S’ils comprennent les difficultés de l’Etat à régler les problèmes liés à la gratification, le GNI (Groupement national des instituts régionaux du travail social) et l’Aforts (Association française des organismes de formation et de recherche en travail social) préviennent également « qu’il n’est pas souhaitable de priver durablement les étudiants travailleurs sociaux du bénéfice des dispositions de la loi sur l’égalité des chances : la nouvelle proposition ne règle pas, en l’état, la question de fond de son application ». Ils se disent ainsi « extrêmement vigilants sur les propositions qui seront faites pour rendre applicables, dans les meilleurs délais, l’indemnisation des contraintes liées à l’accomplissement de leur stage et la gratification, comme l’a affirmé Nadine Morano au Sénat ». Ils renouvelaient d’ailleurs en début de semaine leur appel à la mobilisation « pour le maintien et le développement de l’alternance et de la professionnalisation dans les formations sociales » de l’ensemble des acteurs le 6 mai, mouvement auquel ont prévu de se joindre le CNETS et la CFDT Santé-sociaux.

Au final, le sentiment des acteurs est celui d’un immense gâchis. Comment, en effet, expliquer qu’après tous les efforts menés depuis 2008 par les centres de formation et les associations professionnelles pour obtenir les moyens financiers d’appliquer la gratification au secteur social et médico-social (2), qu’après la table ronde organisée le 18 janvier par la direction générale de l’action sociale (devenue direction générale de la cohésion sociale), on en arrive aujourd’hui, pour éviter de payer le coût dérisoire de cette disposition – évalué à 22 millions d’euros par an par les services de l’Etat –, à remettre une nouvelle fois à plus tard les décisions et à priver les stagiaires d’un droit destiné pourtant à lutter contre la précarité étudiante ? « Cela ne viendrait à l’idée de personne de suspendre la gratification pour les élèves ingénieurs », lâche, amer, Christian Chassériaud, président de l’Aforts. « Comment valoriser les formations sociales auprès des jeunes quand leurs étudiants sont eux-mêmes si peu considérés par le gouvernement ? »

Notes

(1) Dossier sur www.cfdt-sante-sociaux.fr.

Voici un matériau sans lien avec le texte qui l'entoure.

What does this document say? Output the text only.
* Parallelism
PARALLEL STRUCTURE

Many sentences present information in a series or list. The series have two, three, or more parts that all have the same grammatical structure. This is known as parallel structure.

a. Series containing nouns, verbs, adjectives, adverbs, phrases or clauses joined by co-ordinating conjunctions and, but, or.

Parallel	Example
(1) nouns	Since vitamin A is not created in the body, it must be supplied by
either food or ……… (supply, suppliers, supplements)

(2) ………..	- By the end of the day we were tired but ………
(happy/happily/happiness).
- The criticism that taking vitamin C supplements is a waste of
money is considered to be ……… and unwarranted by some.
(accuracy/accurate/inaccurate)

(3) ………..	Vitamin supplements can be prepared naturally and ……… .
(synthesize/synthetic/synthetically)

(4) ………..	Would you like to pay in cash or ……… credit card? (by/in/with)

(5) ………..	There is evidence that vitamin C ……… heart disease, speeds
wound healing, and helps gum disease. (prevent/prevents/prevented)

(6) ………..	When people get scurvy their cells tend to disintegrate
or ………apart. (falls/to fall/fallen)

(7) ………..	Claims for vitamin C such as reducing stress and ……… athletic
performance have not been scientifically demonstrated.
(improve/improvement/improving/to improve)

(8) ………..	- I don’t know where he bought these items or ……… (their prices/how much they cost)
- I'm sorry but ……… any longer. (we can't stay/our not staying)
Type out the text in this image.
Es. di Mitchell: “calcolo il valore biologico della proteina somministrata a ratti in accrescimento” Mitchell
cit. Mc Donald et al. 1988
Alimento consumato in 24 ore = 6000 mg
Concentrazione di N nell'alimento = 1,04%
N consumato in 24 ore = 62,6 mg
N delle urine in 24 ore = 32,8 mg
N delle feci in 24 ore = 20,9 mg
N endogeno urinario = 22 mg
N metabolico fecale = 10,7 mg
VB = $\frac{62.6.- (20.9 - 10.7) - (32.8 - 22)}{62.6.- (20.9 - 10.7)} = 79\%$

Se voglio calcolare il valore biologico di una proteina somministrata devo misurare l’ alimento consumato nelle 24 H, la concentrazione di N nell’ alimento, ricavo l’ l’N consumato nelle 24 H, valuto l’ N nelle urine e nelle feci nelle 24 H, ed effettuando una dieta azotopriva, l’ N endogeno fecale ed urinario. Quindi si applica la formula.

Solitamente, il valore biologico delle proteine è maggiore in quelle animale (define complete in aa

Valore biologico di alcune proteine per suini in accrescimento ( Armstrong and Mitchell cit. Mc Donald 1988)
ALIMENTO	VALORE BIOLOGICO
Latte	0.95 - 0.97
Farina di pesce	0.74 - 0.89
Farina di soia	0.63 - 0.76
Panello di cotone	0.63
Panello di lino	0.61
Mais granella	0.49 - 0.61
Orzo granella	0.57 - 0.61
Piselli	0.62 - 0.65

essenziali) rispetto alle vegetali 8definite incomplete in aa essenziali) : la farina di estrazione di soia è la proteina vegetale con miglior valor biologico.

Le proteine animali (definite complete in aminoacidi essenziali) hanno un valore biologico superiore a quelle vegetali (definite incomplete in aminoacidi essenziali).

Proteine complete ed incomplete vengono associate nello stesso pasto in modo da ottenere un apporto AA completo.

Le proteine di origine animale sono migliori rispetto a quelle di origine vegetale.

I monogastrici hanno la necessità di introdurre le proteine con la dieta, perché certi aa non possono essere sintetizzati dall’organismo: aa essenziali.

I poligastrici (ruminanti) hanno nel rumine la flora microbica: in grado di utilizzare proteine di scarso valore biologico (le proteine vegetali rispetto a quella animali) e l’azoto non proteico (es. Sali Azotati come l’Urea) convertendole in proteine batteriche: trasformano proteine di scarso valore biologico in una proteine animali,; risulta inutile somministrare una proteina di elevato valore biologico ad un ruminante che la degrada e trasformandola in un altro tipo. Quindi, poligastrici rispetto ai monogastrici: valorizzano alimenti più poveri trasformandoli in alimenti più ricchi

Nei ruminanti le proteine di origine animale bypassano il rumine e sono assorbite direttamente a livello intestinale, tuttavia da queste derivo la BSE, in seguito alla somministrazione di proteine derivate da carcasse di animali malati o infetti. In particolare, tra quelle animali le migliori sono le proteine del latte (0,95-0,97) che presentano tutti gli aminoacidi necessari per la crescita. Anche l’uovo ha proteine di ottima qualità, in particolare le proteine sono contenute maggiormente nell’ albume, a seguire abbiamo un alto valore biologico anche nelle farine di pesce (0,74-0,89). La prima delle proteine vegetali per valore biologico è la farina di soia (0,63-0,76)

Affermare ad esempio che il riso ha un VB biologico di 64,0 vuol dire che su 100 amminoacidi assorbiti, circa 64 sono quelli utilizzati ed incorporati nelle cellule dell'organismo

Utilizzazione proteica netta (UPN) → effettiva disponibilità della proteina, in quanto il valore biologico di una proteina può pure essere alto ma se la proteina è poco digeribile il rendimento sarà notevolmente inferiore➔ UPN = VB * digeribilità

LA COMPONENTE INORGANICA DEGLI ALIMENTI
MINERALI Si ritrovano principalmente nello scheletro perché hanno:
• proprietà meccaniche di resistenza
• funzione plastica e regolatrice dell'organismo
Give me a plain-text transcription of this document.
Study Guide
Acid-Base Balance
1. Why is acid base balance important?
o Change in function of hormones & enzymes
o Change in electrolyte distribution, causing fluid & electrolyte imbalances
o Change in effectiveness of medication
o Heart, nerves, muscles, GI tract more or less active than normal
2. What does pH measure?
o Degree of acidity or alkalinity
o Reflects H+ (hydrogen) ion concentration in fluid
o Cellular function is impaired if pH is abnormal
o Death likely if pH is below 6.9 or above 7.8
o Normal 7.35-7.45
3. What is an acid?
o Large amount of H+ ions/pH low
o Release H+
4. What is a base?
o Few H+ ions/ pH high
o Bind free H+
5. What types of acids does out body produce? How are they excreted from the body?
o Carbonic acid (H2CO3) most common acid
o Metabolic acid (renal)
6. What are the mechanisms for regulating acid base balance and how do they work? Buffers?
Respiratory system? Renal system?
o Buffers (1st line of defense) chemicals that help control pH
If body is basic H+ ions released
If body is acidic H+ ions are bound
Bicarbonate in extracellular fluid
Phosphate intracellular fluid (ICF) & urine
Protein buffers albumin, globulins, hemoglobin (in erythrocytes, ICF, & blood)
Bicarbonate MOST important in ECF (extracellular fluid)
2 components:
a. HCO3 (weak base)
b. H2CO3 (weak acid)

(2) Depuis le décret du 31 janvier 2008 de la loi du 31 mars 2006 pour l’égalité des chances pour les stages d’une durée minimale de trois mois, durée qui a été portée par la loi du 24 novembre 2009 relative à la formation professionnelle tout au long de la vie à deux mois. Prévue pour les établissements privés, cette gratification a été étendue par le décret du 21 juillet 2009 aux stagiaires accueillis dans les administrations et établissements publics de l’Etat.